Grożono Olewnikowi? Brak dowodów

Grożono Olewnikowi? Brak dowodów

Dodano:   /  Zmieniono: 
fot. Wikipedia 
Prokuratura Rejonowa Olsztyn-Południe umorzyła śledztwo w sprawie gróźb pozbawienia życia, które miały być kierowane pod adresem Włodzimierza Olewnika. Powodem decyzji był brak dowodów uzasadniających popełnienie przestępstwa - poinformował prokurator rejonowy w Olsztynie Arkadiusz Szwedowski. Od decyzji prokuratury o umorzeniu śledztwa przysługuje zażalenie.
Pełnomocnik rodziny Olewników mecenas Bogdan Borkowski nie wykluczył, iż Włodzimierz Olewnik złoży zażalenie na decyzję olsztyńskiej prokuratury. Zastrzegł przy tym, iż to, czy zażalenie zostanie złożone, zależeć będzie od analizy pisemnego, szczegółowego uzasadnienia postanowienia prokuratury, a także od woli samego Włodzimierza Olewnika.

- Wiem, że Włodzimierz Olewnik bardzo poważnie traktował te groźby, obawiając się, że mogą być one spełnione - powiedział pełnomocnik. Ocenił, że uzasadnienie decyzji olsztyńskiej prokuratury o umorzeniu śledztwa w sprawie gróźb brakiem dowodów uzasadniających popełnienie przestępstwa "ma pewne mankamenty". Zaznaczył przy tym, iż jest to  jedynie jego wstępna ocena. - Po otrzymaniu postanowienia wraz z  uzasadnieniem będziemy to analizowali i wtedy zajmiemy ostateczne stanowisko - oświadczył pełnomocnik.

Wątek, który badała olsztyńska prokuratura, został wyłączony w  kwietniu ubiegłego roku z głównego śledztwa w sprawie uprowadzenia i zabójstwa Krzysztofa Olewnika, prowadzonego przez Prokuraturę Apelacyjną w  Gdańsku.

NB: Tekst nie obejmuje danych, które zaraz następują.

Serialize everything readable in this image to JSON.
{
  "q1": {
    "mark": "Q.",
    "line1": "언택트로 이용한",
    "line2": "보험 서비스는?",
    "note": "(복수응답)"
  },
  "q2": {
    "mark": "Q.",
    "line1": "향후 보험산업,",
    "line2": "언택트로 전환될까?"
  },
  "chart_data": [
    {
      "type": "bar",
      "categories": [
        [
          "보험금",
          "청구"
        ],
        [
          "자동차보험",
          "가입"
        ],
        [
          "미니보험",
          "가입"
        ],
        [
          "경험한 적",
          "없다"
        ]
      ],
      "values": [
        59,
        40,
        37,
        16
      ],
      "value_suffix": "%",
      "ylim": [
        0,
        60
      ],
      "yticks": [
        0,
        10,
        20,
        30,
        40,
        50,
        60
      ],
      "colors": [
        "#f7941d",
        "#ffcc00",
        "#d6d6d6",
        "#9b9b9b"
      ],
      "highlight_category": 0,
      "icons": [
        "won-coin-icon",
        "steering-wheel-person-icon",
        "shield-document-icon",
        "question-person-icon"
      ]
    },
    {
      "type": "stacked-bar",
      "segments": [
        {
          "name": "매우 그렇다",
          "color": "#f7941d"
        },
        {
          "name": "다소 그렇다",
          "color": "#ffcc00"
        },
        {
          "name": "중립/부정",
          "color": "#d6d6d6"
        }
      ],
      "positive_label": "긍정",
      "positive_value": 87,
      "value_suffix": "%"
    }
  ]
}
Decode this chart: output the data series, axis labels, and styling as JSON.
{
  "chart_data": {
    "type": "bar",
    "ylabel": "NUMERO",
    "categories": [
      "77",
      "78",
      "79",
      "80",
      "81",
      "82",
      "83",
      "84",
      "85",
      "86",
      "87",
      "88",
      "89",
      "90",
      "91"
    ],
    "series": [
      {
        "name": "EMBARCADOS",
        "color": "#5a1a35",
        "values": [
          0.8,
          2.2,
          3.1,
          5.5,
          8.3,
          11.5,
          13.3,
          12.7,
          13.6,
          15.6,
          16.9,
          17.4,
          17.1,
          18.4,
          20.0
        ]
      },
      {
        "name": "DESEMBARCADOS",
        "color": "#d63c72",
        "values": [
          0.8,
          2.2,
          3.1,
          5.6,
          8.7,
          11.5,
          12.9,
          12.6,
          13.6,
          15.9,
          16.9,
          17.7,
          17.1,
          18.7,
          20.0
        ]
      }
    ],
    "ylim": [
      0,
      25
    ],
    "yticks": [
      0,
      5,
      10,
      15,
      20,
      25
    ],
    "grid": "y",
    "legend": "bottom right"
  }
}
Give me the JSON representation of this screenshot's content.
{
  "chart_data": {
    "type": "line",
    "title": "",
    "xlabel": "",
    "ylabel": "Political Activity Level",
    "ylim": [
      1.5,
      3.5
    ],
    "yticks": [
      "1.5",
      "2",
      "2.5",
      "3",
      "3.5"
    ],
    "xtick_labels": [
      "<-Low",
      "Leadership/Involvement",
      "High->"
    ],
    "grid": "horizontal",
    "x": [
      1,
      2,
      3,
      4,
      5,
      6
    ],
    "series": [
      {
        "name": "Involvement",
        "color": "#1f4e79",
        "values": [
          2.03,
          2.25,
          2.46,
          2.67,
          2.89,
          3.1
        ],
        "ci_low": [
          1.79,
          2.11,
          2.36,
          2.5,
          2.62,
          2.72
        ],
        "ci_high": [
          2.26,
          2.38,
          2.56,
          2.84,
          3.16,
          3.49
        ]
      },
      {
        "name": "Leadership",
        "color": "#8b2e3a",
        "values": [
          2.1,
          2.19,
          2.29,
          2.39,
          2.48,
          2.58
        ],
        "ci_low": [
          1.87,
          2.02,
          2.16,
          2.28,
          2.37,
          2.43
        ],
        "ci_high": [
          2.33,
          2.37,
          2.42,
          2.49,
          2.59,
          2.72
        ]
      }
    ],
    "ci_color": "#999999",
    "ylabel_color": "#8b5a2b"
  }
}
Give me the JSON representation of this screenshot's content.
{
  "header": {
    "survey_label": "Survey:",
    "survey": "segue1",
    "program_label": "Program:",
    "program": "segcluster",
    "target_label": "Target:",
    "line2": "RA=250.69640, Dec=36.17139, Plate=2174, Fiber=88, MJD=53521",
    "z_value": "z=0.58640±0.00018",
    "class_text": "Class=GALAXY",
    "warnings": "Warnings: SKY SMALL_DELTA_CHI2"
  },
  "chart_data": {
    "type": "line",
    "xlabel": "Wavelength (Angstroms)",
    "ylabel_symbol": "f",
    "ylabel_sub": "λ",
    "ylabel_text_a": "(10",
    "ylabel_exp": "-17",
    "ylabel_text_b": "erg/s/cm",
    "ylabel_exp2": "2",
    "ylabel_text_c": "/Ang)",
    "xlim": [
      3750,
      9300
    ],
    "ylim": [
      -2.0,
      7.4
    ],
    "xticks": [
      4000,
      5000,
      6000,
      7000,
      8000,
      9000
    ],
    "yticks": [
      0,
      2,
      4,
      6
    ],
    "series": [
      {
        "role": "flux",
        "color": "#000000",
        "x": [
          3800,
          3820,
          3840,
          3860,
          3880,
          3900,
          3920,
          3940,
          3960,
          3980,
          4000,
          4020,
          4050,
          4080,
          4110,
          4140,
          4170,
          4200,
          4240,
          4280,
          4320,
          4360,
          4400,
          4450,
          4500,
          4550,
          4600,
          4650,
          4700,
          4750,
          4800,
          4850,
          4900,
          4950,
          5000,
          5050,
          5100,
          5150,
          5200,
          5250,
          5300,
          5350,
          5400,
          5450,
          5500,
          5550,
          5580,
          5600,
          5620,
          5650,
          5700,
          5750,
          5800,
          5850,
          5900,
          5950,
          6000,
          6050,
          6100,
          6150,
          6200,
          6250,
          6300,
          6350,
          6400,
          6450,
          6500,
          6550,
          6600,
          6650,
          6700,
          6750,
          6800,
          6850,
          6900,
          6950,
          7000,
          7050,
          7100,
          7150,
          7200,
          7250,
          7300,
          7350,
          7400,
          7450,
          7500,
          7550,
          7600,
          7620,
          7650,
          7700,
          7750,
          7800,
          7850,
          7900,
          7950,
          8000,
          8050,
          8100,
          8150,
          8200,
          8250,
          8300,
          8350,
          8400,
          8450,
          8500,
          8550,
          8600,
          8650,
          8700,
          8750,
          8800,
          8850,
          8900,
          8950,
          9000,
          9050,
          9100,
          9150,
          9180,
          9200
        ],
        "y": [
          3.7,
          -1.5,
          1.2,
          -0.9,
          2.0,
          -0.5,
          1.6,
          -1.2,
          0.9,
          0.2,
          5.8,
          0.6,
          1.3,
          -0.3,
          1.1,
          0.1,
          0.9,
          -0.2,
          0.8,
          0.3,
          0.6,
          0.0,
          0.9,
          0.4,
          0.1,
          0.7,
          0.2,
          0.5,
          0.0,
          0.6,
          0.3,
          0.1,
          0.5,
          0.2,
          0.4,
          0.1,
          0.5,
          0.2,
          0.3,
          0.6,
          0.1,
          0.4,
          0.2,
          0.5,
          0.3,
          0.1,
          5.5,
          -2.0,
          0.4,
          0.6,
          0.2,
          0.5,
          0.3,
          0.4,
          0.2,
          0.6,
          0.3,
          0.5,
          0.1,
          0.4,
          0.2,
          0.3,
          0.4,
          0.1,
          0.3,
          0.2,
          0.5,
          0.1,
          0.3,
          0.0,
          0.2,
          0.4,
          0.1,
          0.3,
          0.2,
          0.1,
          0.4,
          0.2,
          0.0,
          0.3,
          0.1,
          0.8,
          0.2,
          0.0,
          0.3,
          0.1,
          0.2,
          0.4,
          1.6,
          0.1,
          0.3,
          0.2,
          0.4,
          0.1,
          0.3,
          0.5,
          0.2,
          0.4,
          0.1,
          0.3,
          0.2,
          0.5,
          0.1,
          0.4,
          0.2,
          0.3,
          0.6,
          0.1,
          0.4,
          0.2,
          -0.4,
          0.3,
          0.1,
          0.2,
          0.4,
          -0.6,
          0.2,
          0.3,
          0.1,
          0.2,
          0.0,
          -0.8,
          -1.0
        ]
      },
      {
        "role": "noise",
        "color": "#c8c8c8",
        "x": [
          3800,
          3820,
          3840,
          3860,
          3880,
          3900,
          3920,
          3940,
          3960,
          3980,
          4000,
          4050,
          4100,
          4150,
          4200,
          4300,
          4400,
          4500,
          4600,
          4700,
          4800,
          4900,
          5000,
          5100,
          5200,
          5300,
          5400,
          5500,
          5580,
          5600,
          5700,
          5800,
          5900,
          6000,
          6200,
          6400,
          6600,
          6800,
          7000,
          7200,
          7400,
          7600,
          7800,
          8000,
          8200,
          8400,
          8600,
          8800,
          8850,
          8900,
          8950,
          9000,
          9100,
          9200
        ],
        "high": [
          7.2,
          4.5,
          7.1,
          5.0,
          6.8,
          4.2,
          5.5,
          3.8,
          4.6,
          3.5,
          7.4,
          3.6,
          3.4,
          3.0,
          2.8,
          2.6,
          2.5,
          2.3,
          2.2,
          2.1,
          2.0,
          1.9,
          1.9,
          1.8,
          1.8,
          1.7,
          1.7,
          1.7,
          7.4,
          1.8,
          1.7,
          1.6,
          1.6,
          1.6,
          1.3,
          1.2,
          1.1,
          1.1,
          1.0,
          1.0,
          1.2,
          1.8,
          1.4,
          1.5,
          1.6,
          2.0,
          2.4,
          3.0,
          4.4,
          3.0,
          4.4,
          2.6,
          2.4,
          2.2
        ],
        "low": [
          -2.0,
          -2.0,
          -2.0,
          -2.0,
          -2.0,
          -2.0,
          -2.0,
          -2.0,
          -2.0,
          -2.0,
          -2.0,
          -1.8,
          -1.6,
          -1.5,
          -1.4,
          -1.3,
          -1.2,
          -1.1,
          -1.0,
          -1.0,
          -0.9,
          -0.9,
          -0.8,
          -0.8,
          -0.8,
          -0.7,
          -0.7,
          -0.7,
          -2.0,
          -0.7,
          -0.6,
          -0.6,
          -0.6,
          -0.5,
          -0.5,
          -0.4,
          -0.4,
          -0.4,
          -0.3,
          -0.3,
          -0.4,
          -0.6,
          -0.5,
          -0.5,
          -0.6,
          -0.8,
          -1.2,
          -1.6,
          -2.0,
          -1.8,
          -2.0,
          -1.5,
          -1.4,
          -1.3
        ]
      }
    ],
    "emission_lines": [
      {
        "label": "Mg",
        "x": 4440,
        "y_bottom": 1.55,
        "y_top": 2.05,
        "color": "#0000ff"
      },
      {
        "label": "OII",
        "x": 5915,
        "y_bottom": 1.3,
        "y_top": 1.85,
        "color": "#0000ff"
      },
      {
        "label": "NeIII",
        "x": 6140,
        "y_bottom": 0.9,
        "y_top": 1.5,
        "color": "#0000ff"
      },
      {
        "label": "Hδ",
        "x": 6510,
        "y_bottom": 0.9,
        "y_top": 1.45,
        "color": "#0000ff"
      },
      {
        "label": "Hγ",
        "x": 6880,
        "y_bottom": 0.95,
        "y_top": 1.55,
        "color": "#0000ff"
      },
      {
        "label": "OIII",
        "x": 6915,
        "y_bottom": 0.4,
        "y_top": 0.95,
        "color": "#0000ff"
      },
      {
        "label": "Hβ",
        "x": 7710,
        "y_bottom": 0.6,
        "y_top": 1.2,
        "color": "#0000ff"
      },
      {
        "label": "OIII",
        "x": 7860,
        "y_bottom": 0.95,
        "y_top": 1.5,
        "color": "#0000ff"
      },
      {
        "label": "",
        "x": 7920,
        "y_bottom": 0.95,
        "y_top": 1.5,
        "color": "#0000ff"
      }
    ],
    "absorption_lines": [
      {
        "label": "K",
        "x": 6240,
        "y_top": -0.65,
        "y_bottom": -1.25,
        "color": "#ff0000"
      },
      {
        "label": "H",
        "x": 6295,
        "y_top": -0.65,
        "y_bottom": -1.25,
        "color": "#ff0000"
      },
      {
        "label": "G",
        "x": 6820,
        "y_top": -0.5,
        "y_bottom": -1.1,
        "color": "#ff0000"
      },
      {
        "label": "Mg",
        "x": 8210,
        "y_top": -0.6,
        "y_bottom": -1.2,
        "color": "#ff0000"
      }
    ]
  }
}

Uznała ona, że groźby nie wiążą się bezpośrednio z prowadzonymi przez nią postępowaniami. Zeznający w tym śledztwie jako jeden ze świadków znajomy rodziny Olewników - Jan Z. - poinformował, że na początku grudnia 2010 r. został zaczepiony na ulicy w Olsztynie przez dwóch nietrzeźwych mężczyzn. Jeden z nich miał wypowiadać pogróżki, głównie wobec Włodzimierza Olewnika, i stwierdzić, że "zostały mu trzy tygodnie życia".

Według prokuratury Jan Z. jako autora gróźb wskazał pracownika olsztyńskiej agencji ochrony, nie był jednak do końca pewien, czy  właściwie rozpoznał tego mężczyznę. Przesłuchany w prokuratorze ochroniarz zaprzeczył, aby takie zdarzenie miało miejsce. Śledczy sprawdzili billingi połączeń domniemanego autora pogróżek i  miejsca logowań jego telefonu, z których wynikało, że mężczyzna nie  przebywał w miejscu, gdzie miało dojść do incydentu. Zdarzenia nie  zarejestrowały kamery miejskiego monitoringu.